I could not care less about the perverse, monstrously irresponsible father (played by Woody Harrelson) of a New York magazine writer named Jeanette Walls.  Admittedly, The Glass Castle (2017), based on Walls’s memoir, is incessantly interesting—and vivid—but that’s all.  I mostly agree with Stephen Whitty:  “This is grim material, but well worth a movie.  The problem is that this film seems reluctant to really confront it.”  MAYBE it’s well worth a movie; I don’t know.  The stuff about its reluctance, though, is incontestably true.

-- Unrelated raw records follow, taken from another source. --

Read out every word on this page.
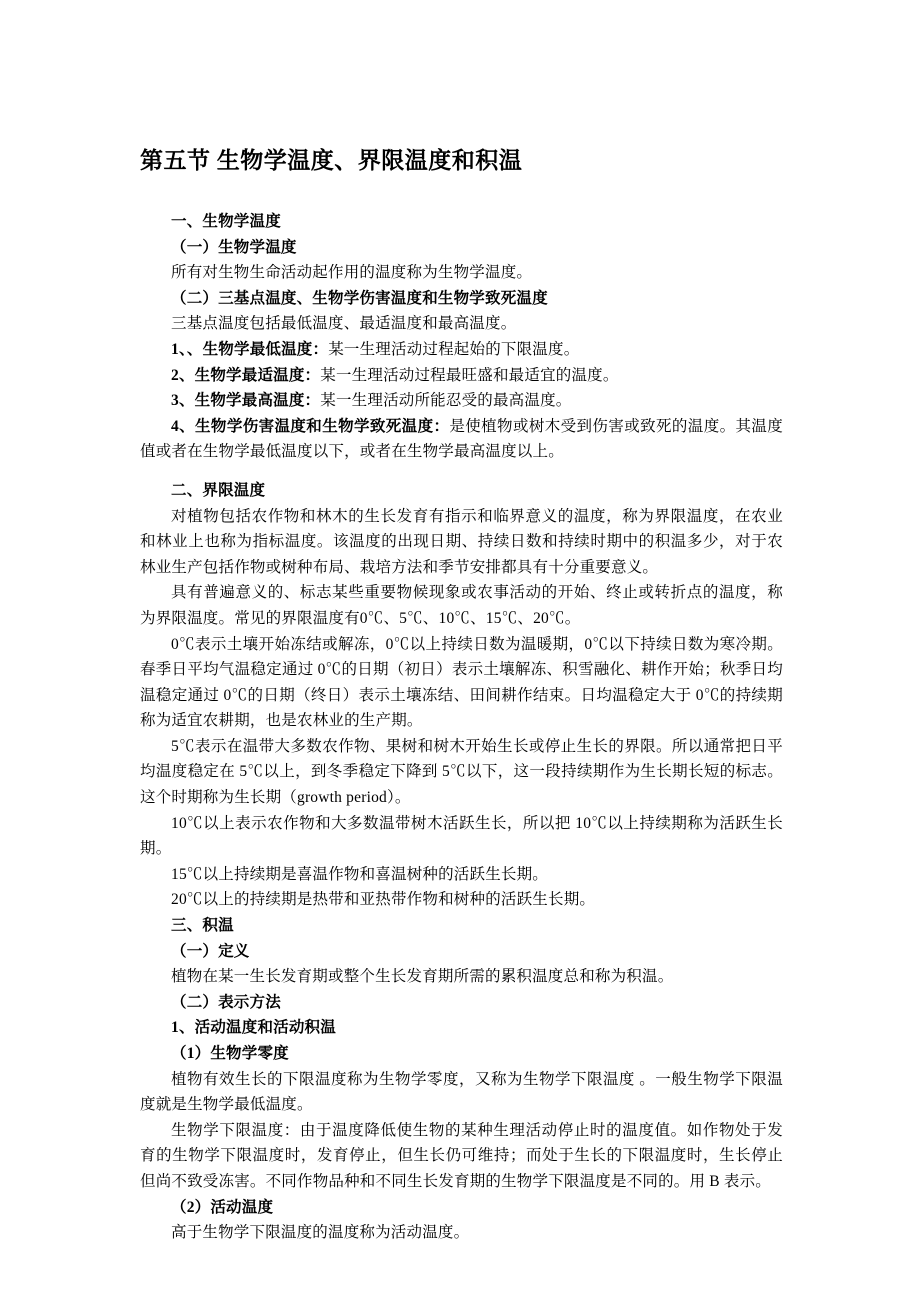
第五节 生物学温度、界限温度和积温

一、生物学温度

（一）生物学温度

所有对生物生命活动起作用的温度称为生物学温度。

（二）三基点温度、生物学伤害温度和生物学致死温度

三基点温度包括最低温度、最适温度和最高温度。

1、、生物学最低温度：某一生理活动过程起始的下限温度。

2、生物学最适温度：某一生理活动过程最旺盛和最适宜的温度。

3、生物学最高温度：某一生理活动所能忍受的最高温度。

4、生物学伤害温度和生物学致死温度：是使植物或树木受到伤害或致死的温度。其温度值或者在生物学最低温度以下，或者在生物学最高温度以上。

二、界限温度

对植物包括农作物和林木的生长发育有指示和临界意义的温度，称为界限温度，在农业和林业上也称为指标温度。该温度的出现日期、持续日数和持续时期中的积温多少，对于农林业生产包括作物或树种布局、栽培方法和季节安排都具有十分重要意义。

具有普遍意义的、标志某些重要物候现象或农事活动的开始、终止或转折点的温度，称为界限温度。常见的界限温度有0℃、5℃、10℃、15℃、20℃。

0℃表示土壤开始冻结或解冻，0℃以上持续日数为温暖期，0℃以下持续日数为寒冷期。春季日平均气温稳定通过 0℃的日期（初日）表示土壤解冻、积雪融化、耕作开始；秋季日均温稳定通过 0℃的日期（终日）表示土壤冻结、田间耕作结束。日均温稳定大于 0℃的持续期称为适宜农耕期，也是农林业的生产期。

5℃表示在温带大多数农作物、果树和树木开始生长或停止生长的界限。所以通常把日平均温度稳定在 5℃以上，到冬季稳定下降到 5℃以下，这一段持续期作为生长期长短的标志。这个时期称为生长期（growth period）。

10℃以上表示农作物和大多数温带树木活跃生长，所以把 10℃以上持续期称为活跃生长期。

15℃以上持续期是喜温作物和喜温树种的活跃生长期。

20℃以上的持续期是热带和亚热带作物和树种的活跃生长期。

三、积温

（一）定义

植物在某一生长发育期或整个生长发育期所需的累积温度总和称为积温。

（二）表示方法

1、活动温度和活动积温

（1）生物学零度

植物有效生长的下限温度称为生物学零度，又称为生物学下限温度 。一般生物学下限温度就是生物学最低温度。

生物学下限温度：由于温度降低使生物的某种生理活动停止时的温度值。如作物处于发育的生物学下限温度时，发育停止，但生长仍可维持；而处于生长的下限温度时，生长停止但尚不致受冻害。不同作物品种和不同生长发育期的生物学下限温度是不同的。用 B 表示。

（2）活动温度

高于生物学下限温度的温度称为活动温度。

What is not reluctant, or unknowing, is the honest acting.  It nearly makes this an valuable film.

The Movie, “Suddenly” With Its Town Called Suddenly

Cover of "Suddenly - In COLOR! Also Inclu...

Cover via Amazon

Suddenly (1954) is a pulp fiction film about a trio of punks hired to murder, as he passes through the tiny town of Suddenly, the President of the United States.  It’s properly economical with some vigorous action, as in a strong scene where one of the killers uncontrollably fires his rifle, tat-tat-tat, while being electrocuted.

The movie is respectful of middle-class—and certifiably small-town—American values.  E.g., Sterling Hayden (as a sheriff) keeps inviting Nancy Gates to ride to church with him.  And, yes, the main assassin is a WWII veteran, but was enough of a cur to be discharged from the army.  Frank Sinatra is the star here.  Suddenly is such a basically conservative pic, I’m surprised Ol’ Blue Eyes was initially a Democrat.